3 stars Before I leave this lifetime I must stand up and post a review of this horrid album--an album I bought back in the 70s and immediately disliked but which, as I do with all of my purchases, I deigned to return to, to give it another chance, always thinking that my tastes, maturity, or musical knowledge would help me to better appreciate the "genius" of this work that so many others extoll.

1. "Sol Caliente" (7:34) nice playing from all members except the grating sound of the second guitarist's rhythm stokes. Melodically the song never really gets into the ear (maybe it's not meant to--what with the experimental scales and chromatic devices practiced in the jazz world in those days). (8/15)

2. "Trumpets With Motherhood" (1:47) a cacophony of sound effects thrown into the wind for a couple minutes. (2/5)

3. "Bargain Classics" (5:48) Are the dreamy keys and/or angular rhythms of this song somehow expected to help us forget or wash away the waste of time and mental disturbance of the previous song that eventually emerges out of the chaos. Not for me! It remains silly, soporific, and self-indulgent. A song that adds nothing positive to my world. (8/10)

4. "R.F.D." (3:23) keys and guitar effects drawn out much longer than they need be. Another odd presence on this album. (7/10)

5. "Mummy Was An Asteroid, Daddy Was A Small Non-Stick Kitchen Utensil" (6:00) interesting for the solo of its odd-sounding keyboard, while structurally it's first two minutes are boring in their straightforwardness. The Fender Rhodes' "Riders on the Storm" keyboard chord progression is distracting from the raunchy, grating rawness of the lead guitar(s). (Why does Manzanera get two tracks for two separate leads?) The rest of the band--drums, bass, and other keys--perform very nicely, with great unity. (8.75/10)

6. "Trot" (5:18) multi-layers of keyboards offset from one another make this song interest--which is hard since the dentist drill sound that Manzanera has chosen is outright obnoxious.

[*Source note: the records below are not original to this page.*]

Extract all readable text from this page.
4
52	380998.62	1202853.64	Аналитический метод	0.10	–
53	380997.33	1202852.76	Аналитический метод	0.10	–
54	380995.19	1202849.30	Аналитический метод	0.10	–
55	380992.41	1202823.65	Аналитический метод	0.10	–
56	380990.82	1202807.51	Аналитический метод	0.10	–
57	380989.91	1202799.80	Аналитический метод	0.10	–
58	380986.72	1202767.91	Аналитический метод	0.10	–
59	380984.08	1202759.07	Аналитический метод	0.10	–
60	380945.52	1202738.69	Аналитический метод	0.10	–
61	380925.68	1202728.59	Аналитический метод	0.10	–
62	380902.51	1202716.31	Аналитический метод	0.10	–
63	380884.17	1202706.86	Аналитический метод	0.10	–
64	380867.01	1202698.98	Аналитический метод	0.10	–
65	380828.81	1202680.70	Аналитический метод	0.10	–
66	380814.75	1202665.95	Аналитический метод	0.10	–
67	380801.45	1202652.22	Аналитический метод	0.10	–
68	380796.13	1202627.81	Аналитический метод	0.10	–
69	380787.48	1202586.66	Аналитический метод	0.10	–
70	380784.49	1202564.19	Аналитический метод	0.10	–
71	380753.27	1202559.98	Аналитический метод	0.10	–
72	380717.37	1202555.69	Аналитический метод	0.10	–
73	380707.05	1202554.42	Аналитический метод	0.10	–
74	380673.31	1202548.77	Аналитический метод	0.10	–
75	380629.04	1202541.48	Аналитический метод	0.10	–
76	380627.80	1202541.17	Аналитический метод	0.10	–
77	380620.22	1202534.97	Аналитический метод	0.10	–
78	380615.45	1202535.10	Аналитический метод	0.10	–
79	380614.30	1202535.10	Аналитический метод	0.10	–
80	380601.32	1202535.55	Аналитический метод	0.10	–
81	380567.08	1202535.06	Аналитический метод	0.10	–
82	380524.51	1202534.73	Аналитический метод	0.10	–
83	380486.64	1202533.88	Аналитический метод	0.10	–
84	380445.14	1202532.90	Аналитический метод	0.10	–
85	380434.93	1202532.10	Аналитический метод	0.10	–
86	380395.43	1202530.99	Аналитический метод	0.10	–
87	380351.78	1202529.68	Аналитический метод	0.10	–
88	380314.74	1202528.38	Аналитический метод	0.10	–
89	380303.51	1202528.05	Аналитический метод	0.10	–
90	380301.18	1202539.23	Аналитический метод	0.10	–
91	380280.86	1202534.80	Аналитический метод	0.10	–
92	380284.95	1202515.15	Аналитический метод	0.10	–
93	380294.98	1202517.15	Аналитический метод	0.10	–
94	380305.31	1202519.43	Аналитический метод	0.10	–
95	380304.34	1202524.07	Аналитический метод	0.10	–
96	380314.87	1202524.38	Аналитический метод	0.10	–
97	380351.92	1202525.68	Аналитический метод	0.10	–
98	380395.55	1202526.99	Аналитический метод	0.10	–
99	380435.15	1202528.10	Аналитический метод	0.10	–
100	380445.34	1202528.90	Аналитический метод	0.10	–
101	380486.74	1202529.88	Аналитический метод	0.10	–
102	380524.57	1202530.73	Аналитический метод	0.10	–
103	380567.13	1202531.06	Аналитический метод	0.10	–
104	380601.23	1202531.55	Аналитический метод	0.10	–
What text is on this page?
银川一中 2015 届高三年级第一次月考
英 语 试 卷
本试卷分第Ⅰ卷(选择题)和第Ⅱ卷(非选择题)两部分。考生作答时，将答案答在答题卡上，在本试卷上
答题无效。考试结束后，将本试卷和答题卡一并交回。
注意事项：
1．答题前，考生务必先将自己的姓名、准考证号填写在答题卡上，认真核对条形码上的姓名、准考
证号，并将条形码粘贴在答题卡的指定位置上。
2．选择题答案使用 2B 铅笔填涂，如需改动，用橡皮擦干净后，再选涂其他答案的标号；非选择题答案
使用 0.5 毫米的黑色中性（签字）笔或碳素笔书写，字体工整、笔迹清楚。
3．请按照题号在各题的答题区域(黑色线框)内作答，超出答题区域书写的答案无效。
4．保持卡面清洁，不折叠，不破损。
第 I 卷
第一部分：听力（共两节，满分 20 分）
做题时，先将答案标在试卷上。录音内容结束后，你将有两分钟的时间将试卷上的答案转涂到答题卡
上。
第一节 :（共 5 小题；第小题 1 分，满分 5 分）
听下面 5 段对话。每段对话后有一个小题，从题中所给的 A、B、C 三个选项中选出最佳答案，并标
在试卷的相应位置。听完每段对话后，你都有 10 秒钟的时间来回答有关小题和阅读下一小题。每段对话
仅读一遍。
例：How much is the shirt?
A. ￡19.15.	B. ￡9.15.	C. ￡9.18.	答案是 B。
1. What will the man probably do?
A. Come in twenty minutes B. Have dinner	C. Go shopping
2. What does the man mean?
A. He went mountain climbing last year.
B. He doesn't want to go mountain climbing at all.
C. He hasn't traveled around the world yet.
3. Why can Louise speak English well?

Who is Dave Jarrett? He is talented. His work on this jazzy song are the highlight. People love Phil Manzanera's guitar work! I just can't get past the jarring, grating sounds he chooses. And they call this "Canterbury" style music?!?! Go figure! (8.5/10)

7. "RongWrong" (9:34) the lone epic of the album, it opens strongly and then denigrates itself by lurching into a cheezy, syrupy electric piano solo. Phil Miller-like guitar leads a transition into a kind of rudimentary Elton John-like pop section over which male singer opens his delivery. Singer Chris Hayward must have been the only volunteer to take on these duties as he is not very good--not very rehearsed and definitely not of polished singing voice. (Again: Maybe I just don't get it; maybe it's supposed to be bad--for some desired effect that only the British could appreciate.) Bass solo over piano and organ in the middle. Back to the pop song arrangement for the eighth minute. At least the lyrics are fairly loose extemporaneous in the Canterbury tradition. (Was it a tradition?) Sounds so 60s-ish. (17/20)

Three stars; good but not an essential or even necessary listening experience. I'd even go so far as to call it "forgettable." Still, these were professionals; they made a serious (I think) attempt at releasing a sellable album.